Spotify wants all the world's music, and they're working hard on making this happen for you. However, sometimes agreements can't be reached with the artist or label or a change may happen in music ownership.
Spotify adds thousands of albums and artists are added every day. If you can't find an artist you're looking for, they may appear (or reappear if removed) soon.
Garth is a big time artist's rights activist. He was one of the major figures speaking out against Napster back in the day. He loathes YouTube (called it "the devil"). Even though he released singles, he's also blathered about "album integrity." He won't work with Apple (still not on iTunes), and had to have his arm twisted to even set up his own exclusive digital download store.
Obviously no fan of streaming. His refusal to accept the realities of the industry and his clinging to old models make the late Prince look like a futuristic visionary about the role of technology in content distribution.

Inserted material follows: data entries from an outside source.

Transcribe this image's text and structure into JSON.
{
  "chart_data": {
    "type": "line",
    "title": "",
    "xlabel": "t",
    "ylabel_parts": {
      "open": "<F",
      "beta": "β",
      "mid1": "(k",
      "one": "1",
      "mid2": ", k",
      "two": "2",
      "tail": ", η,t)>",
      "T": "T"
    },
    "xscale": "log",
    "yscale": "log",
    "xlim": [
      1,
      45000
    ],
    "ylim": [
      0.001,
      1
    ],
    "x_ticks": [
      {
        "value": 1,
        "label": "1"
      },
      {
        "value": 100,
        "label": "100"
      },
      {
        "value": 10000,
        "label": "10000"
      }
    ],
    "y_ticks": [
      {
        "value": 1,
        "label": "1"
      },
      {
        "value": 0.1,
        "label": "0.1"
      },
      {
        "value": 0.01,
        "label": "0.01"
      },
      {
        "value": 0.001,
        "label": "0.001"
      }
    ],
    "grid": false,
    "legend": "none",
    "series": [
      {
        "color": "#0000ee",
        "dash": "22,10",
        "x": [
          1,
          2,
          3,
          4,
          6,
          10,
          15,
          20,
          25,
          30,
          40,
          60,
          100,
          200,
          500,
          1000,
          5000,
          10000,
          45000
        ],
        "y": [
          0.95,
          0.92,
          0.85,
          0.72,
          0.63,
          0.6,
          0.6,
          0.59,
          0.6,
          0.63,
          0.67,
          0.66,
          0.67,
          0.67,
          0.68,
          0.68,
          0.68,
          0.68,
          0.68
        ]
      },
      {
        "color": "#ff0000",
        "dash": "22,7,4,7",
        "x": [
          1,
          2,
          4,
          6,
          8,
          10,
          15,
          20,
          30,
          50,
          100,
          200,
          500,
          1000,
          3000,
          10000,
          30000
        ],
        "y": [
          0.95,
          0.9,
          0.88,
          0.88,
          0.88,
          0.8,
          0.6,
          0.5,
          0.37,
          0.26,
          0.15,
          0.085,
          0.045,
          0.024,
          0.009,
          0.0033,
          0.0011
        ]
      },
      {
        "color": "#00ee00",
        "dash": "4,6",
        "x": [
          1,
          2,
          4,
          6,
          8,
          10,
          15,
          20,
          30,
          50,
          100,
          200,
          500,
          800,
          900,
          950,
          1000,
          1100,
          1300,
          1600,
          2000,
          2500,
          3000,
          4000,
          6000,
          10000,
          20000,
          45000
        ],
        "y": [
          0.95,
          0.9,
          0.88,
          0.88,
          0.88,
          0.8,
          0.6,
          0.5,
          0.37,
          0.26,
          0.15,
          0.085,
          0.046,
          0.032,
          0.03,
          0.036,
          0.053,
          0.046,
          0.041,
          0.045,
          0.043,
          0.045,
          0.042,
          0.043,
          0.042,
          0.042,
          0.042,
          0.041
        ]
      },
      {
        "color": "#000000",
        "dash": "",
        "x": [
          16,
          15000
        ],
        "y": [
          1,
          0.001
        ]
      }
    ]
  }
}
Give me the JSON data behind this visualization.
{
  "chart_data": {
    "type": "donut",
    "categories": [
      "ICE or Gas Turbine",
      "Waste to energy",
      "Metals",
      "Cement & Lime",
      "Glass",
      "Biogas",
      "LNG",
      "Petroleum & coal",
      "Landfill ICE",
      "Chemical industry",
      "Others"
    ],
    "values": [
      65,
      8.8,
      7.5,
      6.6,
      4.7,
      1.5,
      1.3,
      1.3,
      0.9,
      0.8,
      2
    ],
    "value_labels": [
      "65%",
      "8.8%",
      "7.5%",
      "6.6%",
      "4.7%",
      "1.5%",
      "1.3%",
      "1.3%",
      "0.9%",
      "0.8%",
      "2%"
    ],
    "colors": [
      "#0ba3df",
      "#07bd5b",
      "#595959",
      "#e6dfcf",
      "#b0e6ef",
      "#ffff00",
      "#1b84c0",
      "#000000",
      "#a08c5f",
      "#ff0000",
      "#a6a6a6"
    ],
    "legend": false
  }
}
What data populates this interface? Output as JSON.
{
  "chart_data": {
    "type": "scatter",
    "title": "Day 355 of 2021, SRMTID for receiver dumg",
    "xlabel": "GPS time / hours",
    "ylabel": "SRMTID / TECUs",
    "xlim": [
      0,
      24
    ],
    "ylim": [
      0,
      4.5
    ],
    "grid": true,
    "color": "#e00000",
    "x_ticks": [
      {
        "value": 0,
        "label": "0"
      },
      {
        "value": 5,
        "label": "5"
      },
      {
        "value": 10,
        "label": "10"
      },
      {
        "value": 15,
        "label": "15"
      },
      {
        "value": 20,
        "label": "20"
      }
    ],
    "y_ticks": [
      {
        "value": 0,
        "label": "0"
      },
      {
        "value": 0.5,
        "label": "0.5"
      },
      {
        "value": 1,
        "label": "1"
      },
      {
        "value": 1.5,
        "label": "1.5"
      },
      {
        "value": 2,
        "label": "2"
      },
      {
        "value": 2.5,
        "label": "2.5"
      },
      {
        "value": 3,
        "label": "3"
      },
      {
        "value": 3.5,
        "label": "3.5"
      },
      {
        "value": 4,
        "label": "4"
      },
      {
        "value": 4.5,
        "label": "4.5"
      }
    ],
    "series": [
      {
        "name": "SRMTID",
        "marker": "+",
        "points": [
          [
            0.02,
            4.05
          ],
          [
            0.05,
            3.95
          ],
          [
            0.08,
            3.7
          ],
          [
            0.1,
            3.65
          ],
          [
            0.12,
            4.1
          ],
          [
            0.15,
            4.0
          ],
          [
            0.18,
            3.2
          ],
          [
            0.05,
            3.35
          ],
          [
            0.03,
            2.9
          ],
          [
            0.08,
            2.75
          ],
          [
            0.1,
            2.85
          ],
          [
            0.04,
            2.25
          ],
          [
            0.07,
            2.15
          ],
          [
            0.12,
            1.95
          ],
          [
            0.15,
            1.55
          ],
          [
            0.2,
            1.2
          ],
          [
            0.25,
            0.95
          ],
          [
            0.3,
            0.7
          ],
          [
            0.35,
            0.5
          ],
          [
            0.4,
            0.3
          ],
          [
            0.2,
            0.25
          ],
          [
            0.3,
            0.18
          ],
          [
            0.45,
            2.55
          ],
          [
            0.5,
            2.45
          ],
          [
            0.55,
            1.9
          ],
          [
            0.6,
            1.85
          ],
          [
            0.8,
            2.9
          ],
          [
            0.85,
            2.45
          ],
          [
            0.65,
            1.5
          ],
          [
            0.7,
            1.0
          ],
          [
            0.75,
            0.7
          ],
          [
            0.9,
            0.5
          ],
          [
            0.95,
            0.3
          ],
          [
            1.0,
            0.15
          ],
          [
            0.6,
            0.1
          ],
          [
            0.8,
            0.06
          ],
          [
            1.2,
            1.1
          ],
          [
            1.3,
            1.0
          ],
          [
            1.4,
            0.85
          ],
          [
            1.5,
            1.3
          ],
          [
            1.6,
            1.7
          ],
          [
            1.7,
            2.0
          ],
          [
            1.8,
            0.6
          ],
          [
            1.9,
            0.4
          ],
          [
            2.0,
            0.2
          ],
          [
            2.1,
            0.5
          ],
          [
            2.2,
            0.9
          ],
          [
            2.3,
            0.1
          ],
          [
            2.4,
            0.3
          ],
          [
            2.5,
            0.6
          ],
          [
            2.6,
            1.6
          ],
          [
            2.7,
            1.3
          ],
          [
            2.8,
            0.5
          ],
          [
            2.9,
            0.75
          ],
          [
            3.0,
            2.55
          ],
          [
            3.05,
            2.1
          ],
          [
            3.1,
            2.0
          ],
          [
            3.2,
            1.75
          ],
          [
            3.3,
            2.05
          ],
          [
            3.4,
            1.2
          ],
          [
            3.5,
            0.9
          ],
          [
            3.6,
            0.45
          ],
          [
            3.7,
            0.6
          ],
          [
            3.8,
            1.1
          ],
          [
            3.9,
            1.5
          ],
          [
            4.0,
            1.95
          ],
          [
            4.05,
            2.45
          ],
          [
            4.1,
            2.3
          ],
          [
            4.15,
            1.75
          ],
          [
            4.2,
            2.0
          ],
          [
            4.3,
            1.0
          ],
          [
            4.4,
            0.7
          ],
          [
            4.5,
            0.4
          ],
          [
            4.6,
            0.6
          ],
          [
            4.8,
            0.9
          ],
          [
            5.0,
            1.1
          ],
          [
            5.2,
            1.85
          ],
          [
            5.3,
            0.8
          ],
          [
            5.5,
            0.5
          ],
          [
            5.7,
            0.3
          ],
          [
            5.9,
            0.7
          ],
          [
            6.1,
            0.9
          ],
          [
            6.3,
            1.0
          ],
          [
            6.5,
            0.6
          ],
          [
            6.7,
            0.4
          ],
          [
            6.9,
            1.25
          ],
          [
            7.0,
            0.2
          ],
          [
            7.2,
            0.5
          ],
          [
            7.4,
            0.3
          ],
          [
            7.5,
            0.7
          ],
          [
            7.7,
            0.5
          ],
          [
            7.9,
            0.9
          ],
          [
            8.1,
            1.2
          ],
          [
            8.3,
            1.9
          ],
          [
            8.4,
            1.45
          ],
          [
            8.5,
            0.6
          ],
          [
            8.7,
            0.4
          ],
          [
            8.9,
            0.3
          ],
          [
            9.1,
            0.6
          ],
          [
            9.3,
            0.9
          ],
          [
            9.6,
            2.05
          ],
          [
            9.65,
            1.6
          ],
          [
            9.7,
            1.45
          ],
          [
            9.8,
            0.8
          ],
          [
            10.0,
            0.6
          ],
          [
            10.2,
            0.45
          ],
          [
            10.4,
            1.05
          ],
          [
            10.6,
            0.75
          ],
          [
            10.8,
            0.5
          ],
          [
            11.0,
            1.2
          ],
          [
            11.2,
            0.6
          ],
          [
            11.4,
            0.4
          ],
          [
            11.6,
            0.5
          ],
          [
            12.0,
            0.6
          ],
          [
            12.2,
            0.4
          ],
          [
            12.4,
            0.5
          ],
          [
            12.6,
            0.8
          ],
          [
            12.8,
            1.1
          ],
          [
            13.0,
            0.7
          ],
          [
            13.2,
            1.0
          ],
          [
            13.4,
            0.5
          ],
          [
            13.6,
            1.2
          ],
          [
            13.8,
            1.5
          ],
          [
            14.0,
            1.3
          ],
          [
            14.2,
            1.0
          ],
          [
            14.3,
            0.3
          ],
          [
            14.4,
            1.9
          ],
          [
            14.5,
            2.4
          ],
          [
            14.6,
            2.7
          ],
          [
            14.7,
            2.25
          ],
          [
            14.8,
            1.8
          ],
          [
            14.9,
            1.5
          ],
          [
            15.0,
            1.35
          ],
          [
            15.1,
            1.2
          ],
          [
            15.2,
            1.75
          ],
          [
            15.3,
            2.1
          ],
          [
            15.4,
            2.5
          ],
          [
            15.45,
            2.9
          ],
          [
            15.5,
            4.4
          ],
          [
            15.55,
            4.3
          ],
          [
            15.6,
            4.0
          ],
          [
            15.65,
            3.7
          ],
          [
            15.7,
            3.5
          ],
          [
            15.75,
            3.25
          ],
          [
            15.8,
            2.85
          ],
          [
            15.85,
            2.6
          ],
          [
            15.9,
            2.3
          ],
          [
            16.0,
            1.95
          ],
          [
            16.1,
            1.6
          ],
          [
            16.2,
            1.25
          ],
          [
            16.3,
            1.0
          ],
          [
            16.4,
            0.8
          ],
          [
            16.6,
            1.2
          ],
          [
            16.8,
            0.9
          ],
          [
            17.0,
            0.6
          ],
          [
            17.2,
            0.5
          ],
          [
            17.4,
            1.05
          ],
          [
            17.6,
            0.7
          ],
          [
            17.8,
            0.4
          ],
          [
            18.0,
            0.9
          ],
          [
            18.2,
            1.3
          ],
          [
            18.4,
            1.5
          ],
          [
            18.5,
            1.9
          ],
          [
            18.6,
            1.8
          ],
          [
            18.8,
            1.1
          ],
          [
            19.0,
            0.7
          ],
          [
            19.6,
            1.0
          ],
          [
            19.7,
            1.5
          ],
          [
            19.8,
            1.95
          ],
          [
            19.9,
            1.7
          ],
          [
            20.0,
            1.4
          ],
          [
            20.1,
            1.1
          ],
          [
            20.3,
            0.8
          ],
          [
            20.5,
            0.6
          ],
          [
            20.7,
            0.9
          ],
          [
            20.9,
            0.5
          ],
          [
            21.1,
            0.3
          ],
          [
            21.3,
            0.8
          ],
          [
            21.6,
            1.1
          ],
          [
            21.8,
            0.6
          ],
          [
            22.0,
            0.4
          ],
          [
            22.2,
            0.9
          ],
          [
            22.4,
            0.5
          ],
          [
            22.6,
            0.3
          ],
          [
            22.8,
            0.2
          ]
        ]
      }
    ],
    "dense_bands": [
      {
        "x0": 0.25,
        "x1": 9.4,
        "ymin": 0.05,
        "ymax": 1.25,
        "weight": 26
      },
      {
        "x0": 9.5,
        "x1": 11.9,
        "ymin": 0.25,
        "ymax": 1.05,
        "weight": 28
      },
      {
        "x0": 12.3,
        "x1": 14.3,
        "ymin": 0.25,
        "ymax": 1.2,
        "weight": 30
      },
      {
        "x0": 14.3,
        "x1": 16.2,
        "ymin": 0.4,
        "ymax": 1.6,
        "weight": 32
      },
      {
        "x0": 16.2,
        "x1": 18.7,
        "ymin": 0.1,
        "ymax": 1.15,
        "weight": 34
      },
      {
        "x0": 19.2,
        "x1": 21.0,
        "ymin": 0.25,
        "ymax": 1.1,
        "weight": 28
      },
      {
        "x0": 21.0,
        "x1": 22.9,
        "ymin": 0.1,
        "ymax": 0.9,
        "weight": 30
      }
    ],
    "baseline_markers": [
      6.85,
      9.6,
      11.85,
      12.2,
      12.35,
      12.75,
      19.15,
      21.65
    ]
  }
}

In short, Garth Brooks will probably be the last holdout. After Def Leppard and Peter Gabriel are established firmly on Spotify, Garth will still be clinging to fighting the quixotic fight and begging you to buy CDs. That's how extreme and isolated his position is.
Yeah, they knew the exclusivity would appeal to him and offered a sweet deal. Exclusivity and balkanization have to end eventually. Tay-Tay is largely to blame for the waning, but continuing scourge of exclusivity. She's come around, but the damage was done. Whatever else you say about Daniel Ek, you have to admire his refusal to give in to the pressure of offering exclusives. He may save the music industry yet (even if it remains maddening that he and his minions still refuse to give us specific explanations for song removals and instead offer up silly suggestions to "contact the label").